The kids are constantly telling us how the Tooth Fairy left someone in their class five dollars, or seven dollars, or a Nintendo DS, or a pony. For five bucks, the Tooth Fairy better be sliding in some pre-orthodontia. Two bucks is the going rate in our house, unless the tooth has a cavity, in which case you get nada.

I am the world’s worst Tooth Fairy. That’s not entirely correct: CC and I together are the world’s worst Tooth Fairy.

The kids lose their teeth when we’re not around. I have never, not once, been present for the losing of a tooth when it wasn’t forcibly removed by the dentist. I don’t even know if they’re telling the truth about losing the teeth or not because I can’t keep the holes in their mouths straight and? The kids have this uncanny ability to actually lose the teeth that have come out of their mouths. When I was a kid I never had a tooth just up and go missing. It’s beyond my comprehension.

Believers don’t understand why they need to tell their parents they’ve lost a tooth because they think the Tooth Fairy has it all under control. Even when we do get notified, we forget, or else we don’t have any money on us because they already took it all.

Saturday #5 lost a tooth and didn’t tell us. I only found out about it when he woke up sad on Sunday morning. Luckily we have a whole backstory to cover the Tooth Fairy’s ass. Or throw her under the bus, depending on how you look at it.

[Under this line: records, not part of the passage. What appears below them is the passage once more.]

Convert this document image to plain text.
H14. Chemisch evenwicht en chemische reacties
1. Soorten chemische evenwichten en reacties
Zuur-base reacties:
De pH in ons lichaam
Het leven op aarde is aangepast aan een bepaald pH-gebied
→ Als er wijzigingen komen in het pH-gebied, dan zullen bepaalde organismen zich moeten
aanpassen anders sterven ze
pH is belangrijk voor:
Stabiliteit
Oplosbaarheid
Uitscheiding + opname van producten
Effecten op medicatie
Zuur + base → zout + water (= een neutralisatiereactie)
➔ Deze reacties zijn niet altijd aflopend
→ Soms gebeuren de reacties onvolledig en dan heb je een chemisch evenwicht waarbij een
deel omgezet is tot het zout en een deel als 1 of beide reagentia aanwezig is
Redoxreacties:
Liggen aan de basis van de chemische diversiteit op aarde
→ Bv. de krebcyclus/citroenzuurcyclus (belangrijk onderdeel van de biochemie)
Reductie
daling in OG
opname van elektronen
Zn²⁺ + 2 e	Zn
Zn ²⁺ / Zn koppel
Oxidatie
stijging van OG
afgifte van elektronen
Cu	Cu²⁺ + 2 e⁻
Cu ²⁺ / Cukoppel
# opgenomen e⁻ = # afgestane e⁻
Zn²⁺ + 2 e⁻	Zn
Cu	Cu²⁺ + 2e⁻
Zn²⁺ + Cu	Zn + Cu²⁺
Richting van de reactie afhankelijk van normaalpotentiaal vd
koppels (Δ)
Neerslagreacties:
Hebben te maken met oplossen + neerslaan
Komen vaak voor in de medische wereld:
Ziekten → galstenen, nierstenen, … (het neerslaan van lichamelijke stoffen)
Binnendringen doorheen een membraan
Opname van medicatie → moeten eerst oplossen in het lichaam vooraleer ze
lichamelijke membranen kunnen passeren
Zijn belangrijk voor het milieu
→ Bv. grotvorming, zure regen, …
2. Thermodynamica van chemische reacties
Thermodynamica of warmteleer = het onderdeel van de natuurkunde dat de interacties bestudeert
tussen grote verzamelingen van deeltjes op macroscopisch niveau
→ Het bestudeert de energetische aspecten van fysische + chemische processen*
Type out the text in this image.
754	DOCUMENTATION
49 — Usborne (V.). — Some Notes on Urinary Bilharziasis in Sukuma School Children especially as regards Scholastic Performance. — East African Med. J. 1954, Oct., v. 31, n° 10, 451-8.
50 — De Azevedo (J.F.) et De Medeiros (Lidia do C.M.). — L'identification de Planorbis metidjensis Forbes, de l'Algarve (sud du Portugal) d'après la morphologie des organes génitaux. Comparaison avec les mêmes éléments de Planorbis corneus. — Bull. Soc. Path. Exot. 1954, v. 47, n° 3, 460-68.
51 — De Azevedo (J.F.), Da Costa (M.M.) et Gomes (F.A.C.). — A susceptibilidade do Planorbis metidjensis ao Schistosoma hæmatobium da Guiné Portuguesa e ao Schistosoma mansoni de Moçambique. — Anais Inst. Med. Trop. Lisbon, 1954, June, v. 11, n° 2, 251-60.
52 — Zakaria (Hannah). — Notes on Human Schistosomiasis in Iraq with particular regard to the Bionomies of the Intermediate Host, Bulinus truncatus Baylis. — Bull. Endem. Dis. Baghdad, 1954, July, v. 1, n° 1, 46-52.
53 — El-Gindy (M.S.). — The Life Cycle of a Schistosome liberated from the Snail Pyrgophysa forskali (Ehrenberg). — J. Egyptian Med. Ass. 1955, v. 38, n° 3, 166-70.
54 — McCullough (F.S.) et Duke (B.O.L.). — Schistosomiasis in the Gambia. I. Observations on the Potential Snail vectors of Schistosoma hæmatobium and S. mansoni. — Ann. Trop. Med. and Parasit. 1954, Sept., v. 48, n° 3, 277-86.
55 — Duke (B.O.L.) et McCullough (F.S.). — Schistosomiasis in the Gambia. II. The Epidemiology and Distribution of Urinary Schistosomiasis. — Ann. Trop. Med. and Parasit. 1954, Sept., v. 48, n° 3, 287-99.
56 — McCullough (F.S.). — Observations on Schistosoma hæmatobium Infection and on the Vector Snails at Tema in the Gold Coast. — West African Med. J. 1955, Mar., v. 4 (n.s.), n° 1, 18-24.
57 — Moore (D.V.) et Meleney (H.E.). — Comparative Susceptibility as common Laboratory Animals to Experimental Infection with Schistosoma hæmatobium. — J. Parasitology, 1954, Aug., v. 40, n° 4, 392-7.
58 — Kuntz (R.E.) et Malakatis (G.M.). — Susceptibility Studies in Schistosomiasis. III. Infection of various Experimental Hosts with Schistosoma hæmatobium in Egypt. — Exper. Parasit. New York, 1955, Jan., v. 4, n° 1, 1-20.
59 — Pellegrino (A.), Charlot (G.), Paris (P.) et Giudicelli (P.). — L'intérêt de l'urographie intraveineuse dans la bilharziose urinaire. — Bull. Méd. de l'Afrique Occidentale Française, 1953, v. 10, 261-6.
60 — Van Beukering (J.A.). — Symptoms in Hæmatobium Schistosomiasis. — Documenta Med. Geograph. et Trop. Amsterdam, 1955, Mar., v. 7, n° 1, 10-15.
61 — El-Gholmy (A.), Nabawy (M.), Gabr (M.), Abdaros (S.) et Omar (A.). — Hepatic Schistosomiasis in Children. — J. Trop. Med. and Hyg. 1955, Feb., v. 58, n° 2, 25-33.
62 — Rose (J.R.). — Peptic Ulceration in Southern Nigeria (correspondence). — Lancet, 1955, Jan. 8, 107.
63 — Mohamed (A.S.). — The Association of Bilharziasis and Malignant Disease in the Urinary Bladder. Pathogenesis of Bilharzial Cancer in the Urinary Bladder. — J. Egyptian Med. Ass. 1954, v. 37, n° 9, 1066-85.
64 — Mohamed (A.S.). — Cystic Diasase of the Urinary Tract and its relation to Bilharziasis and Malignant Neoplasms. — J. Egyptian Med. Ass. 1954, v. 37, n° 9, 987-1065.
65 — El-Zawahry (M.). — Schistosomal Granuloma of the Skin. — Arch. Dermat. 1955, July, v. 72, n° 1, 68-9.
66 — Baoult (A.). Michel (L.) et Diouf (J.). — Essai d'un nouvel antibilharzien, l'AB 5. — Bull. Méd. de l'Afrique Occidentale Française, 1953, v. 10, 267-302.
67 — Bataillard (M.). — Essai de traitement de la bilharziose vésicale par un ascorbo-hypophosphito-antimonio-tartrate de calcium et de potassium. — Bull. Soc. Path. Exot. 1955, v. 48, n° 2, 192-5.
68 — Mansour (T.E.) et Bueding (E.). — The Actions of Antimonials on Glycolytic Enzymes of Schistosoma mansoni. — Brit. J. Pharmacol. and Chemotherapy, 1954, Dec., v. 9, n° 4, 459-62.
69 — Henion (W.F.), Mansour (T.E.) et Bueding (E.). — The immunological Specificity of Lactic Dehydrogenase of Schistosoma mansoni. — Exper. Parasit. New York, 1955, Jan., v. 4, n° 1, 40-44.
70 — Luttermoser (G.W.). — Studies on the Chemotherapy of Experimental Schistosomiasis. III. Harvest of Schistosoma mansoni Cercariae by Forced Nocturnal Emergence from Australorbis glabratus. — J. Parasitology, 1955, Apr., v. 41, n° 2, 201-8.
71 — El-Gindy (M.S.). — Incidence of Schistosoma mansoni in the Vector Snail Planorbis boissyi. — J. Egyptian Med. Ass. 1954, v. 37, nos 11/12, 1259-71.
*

#5: The Tooth Fairy didn’t come again.

CC: Son, the Tooth Fairy is the most unreliable of all the Fairies.

Me: Yes, she graduated at the bottom of her class in Fairy School.

CC: She totally would have flunked out if Santa didn’t help her cheat on the final.

Me: Because she never studied for her Fairy tests.

CC: She couldn’t; she was drunk.

Me: That may be why she didn’t come last night. She may have been too drunk.

CC: He. The Tooth Fairy is actually a man, did you know that?

Me: Yeah, he wears a cheap, ripped up tutu and you can see his leg hair through his tights because he doesn’t shave his legs.

CC: And his wand is bent.

#5: How do you know?

Me: Some nights he wanders in here when none of you guys have even lost a tooth, smelling like cheap whiskey and cigarettes and asks if I can break a twenty.

CC: Then he goes home to his tooth room and rolls around on top of his pile of teeth until he passes out. I’m sure that’s what happened.

Me: Why don’t you go put it back under your pillow and try again tonight?

#5 looked skeptical, but took his tooth in its little plastic bag and walked towards his room. Then he turned around.

#5: Do you think maybe the Tooth Fairy will leave three dollars for this tooth because it has blood on it?

Me: There’s blood on most teeth when they fall out. When I was a kid the Tooth Fairy left a quarter.

#5: Yeah, well I think money wasn’t worth very much back then.

I came to find out that in actuality, #1 pulled his tooth out for him. He told me this when the Tooth Fairy didn’t show up for the second night in a row. #5 is willing to place the blame anywhere else so as to exonerate the Tooth Fairy and preserve the money that he knows is coming to him, provided he can keep the Tooth Fairy sort of sober and not pissed off at him. It’s a valuable life skill and I am glad I can help him learn it at such young age.

#5: I bet that the Tooth Fairy has a calendar of when you’re supposed to lose the tooth, and because my sister pulled my tooth out, the Tooth Fairy didn’t know it was out yet. I bet that’s what happened.

Me: I bet you’re right. I’m sure that’s exactly what happened. This is all your sister’s fault, don’t you think?

#5: Probably.

Me: Right, it usually is. But I bet he comes tonight. There’s no way she could have pulled that tooth out of your head more than two days ahead of schedule.

#5: Right. It wouldn’t have come out, right?

Me: Right.

I’ve got to go out now and get change because it’s the third night, and even a drunk gets it right sometimes.